Unfortunately, the low status of the role, and the fact that many TAs are now being employed on insecure contracts, means that many feel it is often not possible to challenge school leadership about these issues.
Getting support if job impacting on your mental and physical wellbeing
If your role, whether 1:1 or in class, is becoming difficult to manage, interviewees told me that things did improve when extra support or respite was brought in. So don’t be afraid to ask your line manager. If you feel you can’t, enlist a supportive class teacher or Key Stage colleague to
speak to the head about your concerns. Often, heads are simply unaware of what is really happening and will happily change things.
If you don’t feel you can talk to anyone associated with your school, then the Education Support Partnership exists to provide independent, confidential support and can help you deal with stress and anxiety, bullying, money worries, and any other issues. If for any reason, you are struggling at work or home, the charity can help you. The services are free, private and can even be accessed via email or online chat, if you don’t want to speak on the phone.
If you have any fears about allegations against you, a worrying incident, or any contractual questions then do keep a diary and involve your union as early as possible. UNISON, GMB and the ATL represent the interests of support staff members.

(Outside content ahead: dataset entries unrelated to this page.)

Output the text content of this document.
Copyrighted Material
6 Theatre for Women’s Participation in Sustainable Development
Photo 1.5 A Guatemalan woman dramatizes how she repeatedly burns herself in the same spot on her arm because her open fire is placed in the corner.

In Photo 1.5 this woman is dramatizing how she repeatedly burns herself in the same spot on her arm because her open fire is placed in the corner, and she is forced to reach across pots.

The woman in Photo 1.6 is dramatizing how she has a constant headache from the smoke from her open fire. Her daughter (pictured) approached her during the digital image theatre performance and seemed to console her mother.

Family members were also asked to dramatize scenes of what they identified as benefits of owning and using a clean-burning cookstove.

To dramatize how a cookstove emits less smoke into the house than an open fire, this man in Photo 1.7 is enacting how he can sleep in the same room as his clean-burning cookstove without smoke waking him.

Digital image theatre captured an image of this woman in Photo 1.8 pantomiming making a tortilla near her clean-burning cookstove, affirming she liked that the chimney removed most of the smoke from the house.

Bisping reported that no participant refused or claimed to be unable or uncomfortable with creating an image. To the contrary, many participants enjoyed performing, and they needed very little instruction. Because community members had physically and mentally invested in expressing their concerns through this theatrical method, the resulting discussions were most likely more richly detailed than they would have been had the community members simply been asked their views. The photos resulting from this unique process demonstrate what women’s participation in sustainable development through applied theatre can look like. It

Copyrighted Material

Lastly, we know from surveys and statistics that if you are suffering stress as a result of your work in schools, you are not alone. If you’re feeling overwhelmed, it’s likely that the other TAs are feeling the same. Why not approach fellow TAs and organise a regular support staff meeting which can be a safe space to share collective concerns which are then passed on from the group to leadership? Culture changes like this at whole-school level will give TAs a voice as frustrations become channelled into positive action.
As teaching assistants, you always make sure the children with whom you work are listened to, safe and happy. You deserve the same!